Era uma noite de maio, talvez a mais fria dos últimos tempos. O vento enrubescia as bochechas das pessoas que insistiam em sair de casa, e qualquer sorriso mais avantajado poderia provocar uma rachadura nos lábios já congelados. Foi devido à intensidade do frio, que Angélica, mesmo estando num dos quartos de motel mais nojentos que já havia freqüentando, estava feliz de não estar do lado de fora. O pequeno quarto era bem precário. Um carpete marrom se estendia por todo chão, e em certos lugares, quando pisado, sentia-se a sola dos pés descalços grudando suavemente no chão. Não tinha muitas mobílias. Um criado mudo com um abajur de porcelana estava do lado de uma grande cama, que ocupava quase todo o dormitório, dando a impressão de que o cômodo era muito menor do que realmente era. Uma poltrona de estofado azul estava estrategicamente colocada num dos cantos, sentado nela, dava-se para analisar tudo o que acontecia no quarto. Era assim que Angélica se encontrava. Sentada na poltrona, ainda nua, dava longos tragos no seu cigarro, e observava aquela cena. Lá de fora, a luz do poste conseguia atravessar a janela e juntava-se com a fumaça que a moça soltava de seus pulmões, criando assim uma cortina mágica, que fez a mulher lembrar-se da nave da Xuxa, dos anos 80 . Para um produto que prejudica a saúde, o cigarro até embelezava o ambiente. Depois de um tempo, Angélica não tragava mais para suprir sua necessidade de nicotina, mas apenas para ver a fumaça densa se dissolvendo no ar, e lembrar-se na sua infância. O grande volume que estava sob a cama se movimentou, soltou alguns grunhidos e voltou a dormir. Angélica sentiu-se aliviada, não queria transar de novo. Não nos próximos trinta minutos, e não mais com aquele homem. De dentro da bolsa, retirou um pequeno frasco, e derramou o pó branco na sua coxa nua. Enrolou uma nota de dez reais, e aspirou tudo numa agilidade quase profissional. Levantou-se e foi ao banheiro. A imagem que via no espelho, não a agradava. Achou seus seios caídos demais, sua pele seca demais, e seus olhos fundos demais. A vida que estava levando nos últimos três anos era demais para aquele corpo mirrado suportar.

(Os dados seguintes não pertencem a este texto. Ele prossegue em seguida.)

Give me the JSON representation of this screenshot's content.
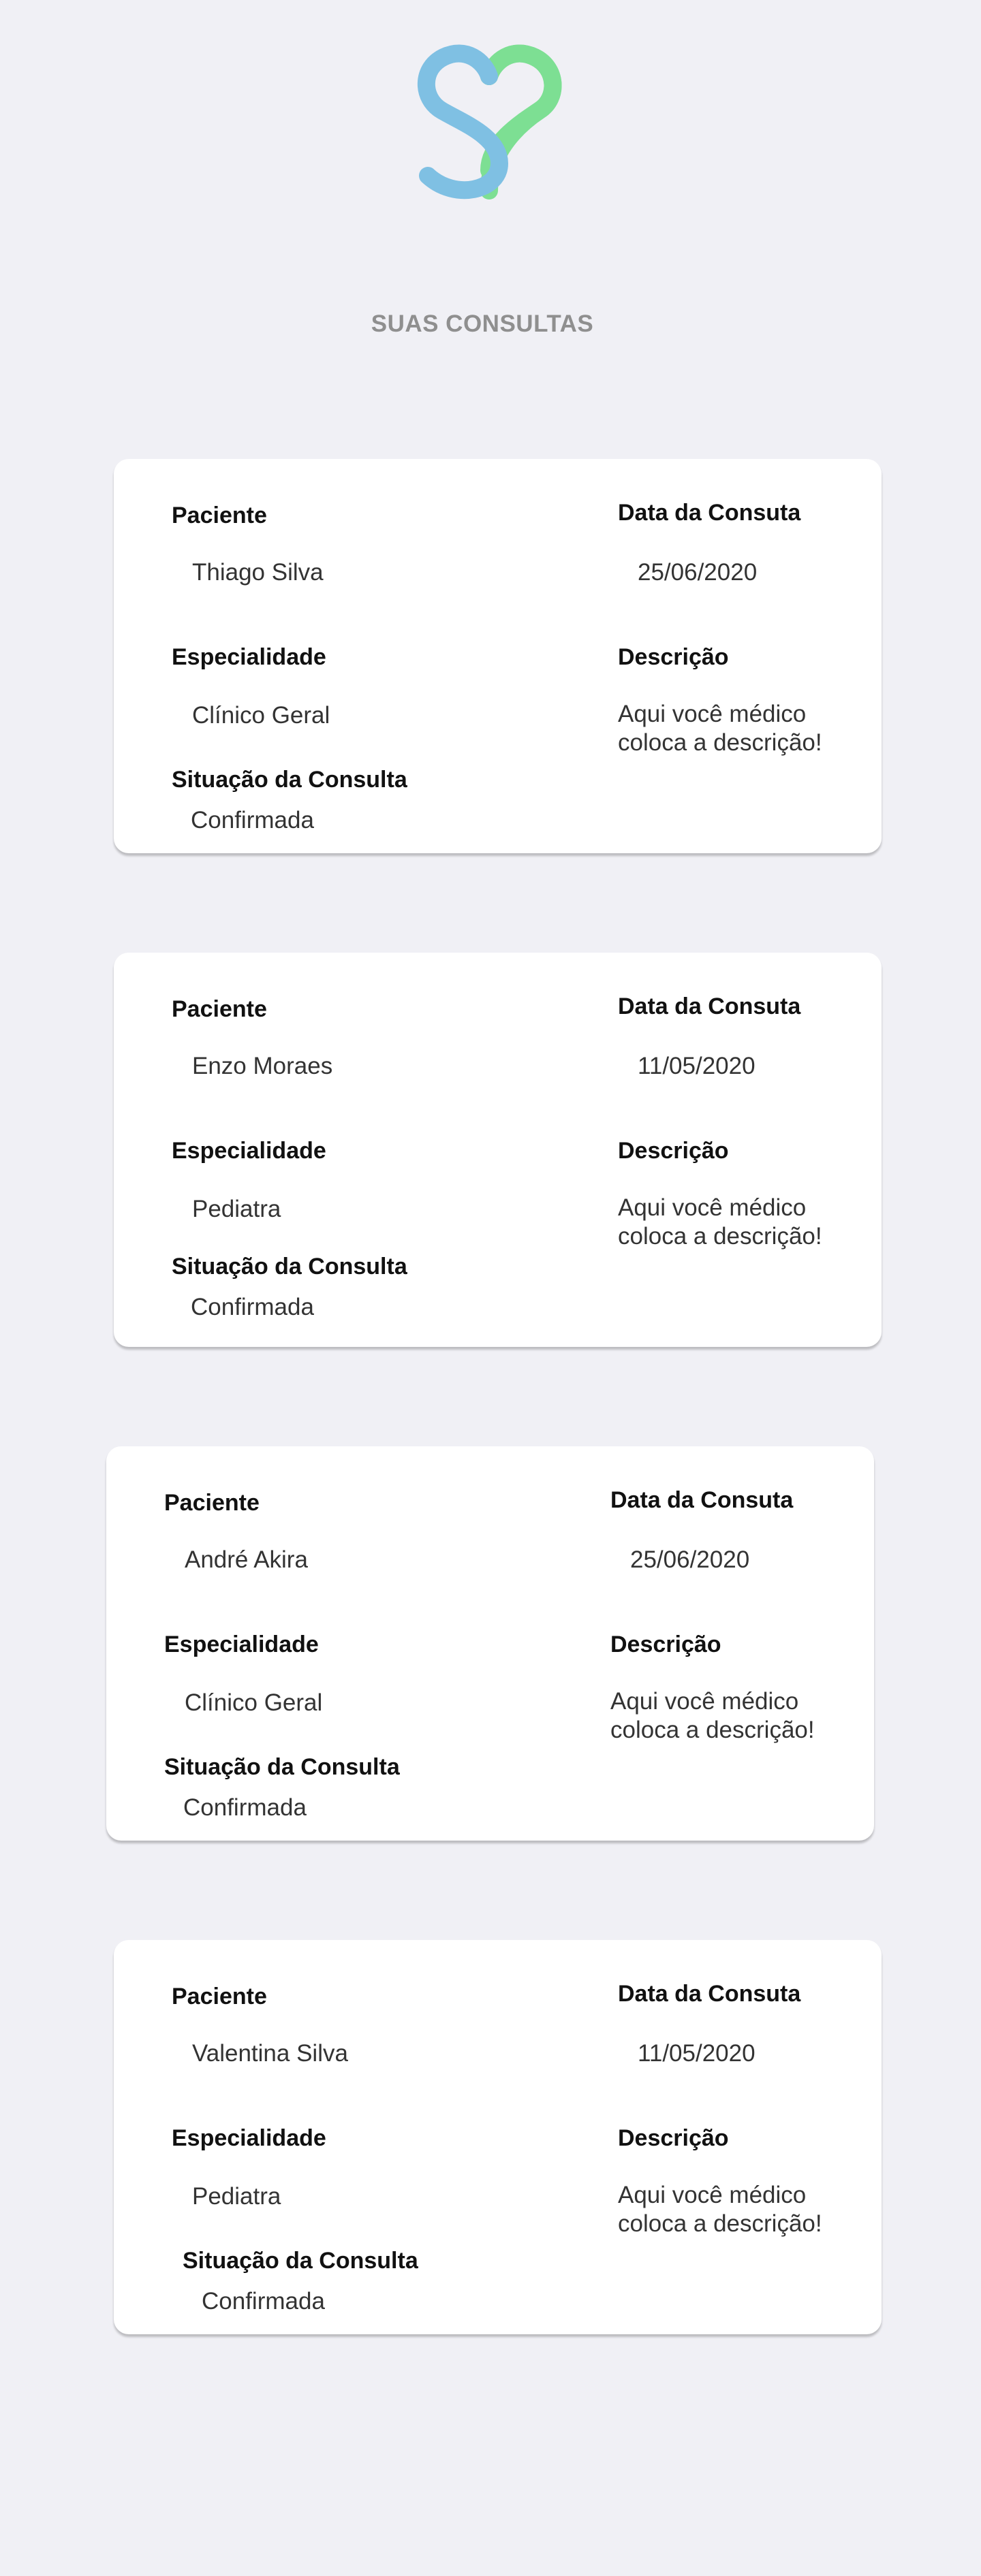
{
  "header": {
    "title": "SUAS CONSULTAS"
  },
  "colors": {
    "background": "#f0f0f5",
    "logo_blue": "#7fc0e3",
    "logo_green": "#7ddf93",
    "title_gray": "#8f8f8f"
  },
  "labels": {
    "patient": "Paciente",
    "date": "Data da Consuta",
    "specialty": "Especialidade",
    "description": "Descrição",
    "status": "Situação da Consulta"
  },
  "appointments": [
    {
      "patient": "Thiago Silva",
      "date": "25/06/2020",
      "specialty": "Clínico Geral",
      "description": "Aqui você médico coloca a descrição!",
      "status": "Confirmada"
    },
    {
      "patient": "Enzo Moraes",
      "date": "11/05/2020",
      "specialty": "Pediatra",
      "description": "Aqui você médico coloca a descrição!",
      "status": "Confirmada"
    },
    {
      "patient": "André Akira",
      "date": "25/06/2020",
      "specialty": "Clínico Geral",
      "description": "Aqui você médico coloca a descrição!",
      "status": "Confirmada"
    },
    {
      "patient": "Valentina Silva",
      "date": "11/05/2020",
      "specialty": "Pediatra",
      "description": "Aqui você médico coloca a descrição!",
      "status": "Confirmada"
    }
  ]
}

Fazia força para acreditar que, no fim das contas, aquele trabalho não era tão doloroso assim. Sempre que alguém a questionava, ela dizia que fazia pelo dinheiro, e também porque gostava. Para dar mais veracidade a sua versão, e sentir-se um pouco menos constrangida, contava em tom de deboche que quando criança, já fazia varias posições do kamasutra com sua Barbie e seu Ken. “Sempre gostei de sexo” – dizia antes de mudar de assunto repentinamente.
O homem acordou, e foi ao banheiro. A bunda peluda e murcha tremia feito gelatina a cada passo que ele dava. Angélica acompanhou aquele caminhar tão pesado somente com os olhos, e segurou-se para não rir do movimento engraço que o membro do senhor fazia. Teve que aspirar mais uma dose de coragem para agüentar tudo outra vez. Deitou-se na cama, e sentiu a textura do lençol. Cheirava forte a naftalina, mas em certos pontos, um perfume suave, provavelmente daquele cliente, amenizava os outros odores.
Assim que a porta do banheiro abriu, Angélica assustou-se com a visão que teve. O homem já estava vestido, e de seus olhos, lagrimas escorriam, molhando as bochechas e penetrando ao meio dos pêlos da barba grossa. Angélica percebeu no ato: Agora sua boca teria outra função, a de falar e aconselhar.
Sentaram-se na cama, e ele começou a desabafar. Contou que tinha mulher, e duas filhas. Angélica se fazia de interessada, mas estava tentando abotoar seu sutiã sem parecer deselegante. Ele tirou da carteira duas notas de cem reais, entre tantas as que tinha ali. Entregou-as a moça, e continuou falando. O homem estava com câncer, e jurou que só aceitou os serviços daquela morena, pois tinha medo de morrer sem ter realizado alguns de seus fetiches. Pediu desculpas, e desabou no choro. Nos intervalos dos fortes soluços que ele dava, dizia em tom baixinho que não queria morrer. Que amava a sua vida.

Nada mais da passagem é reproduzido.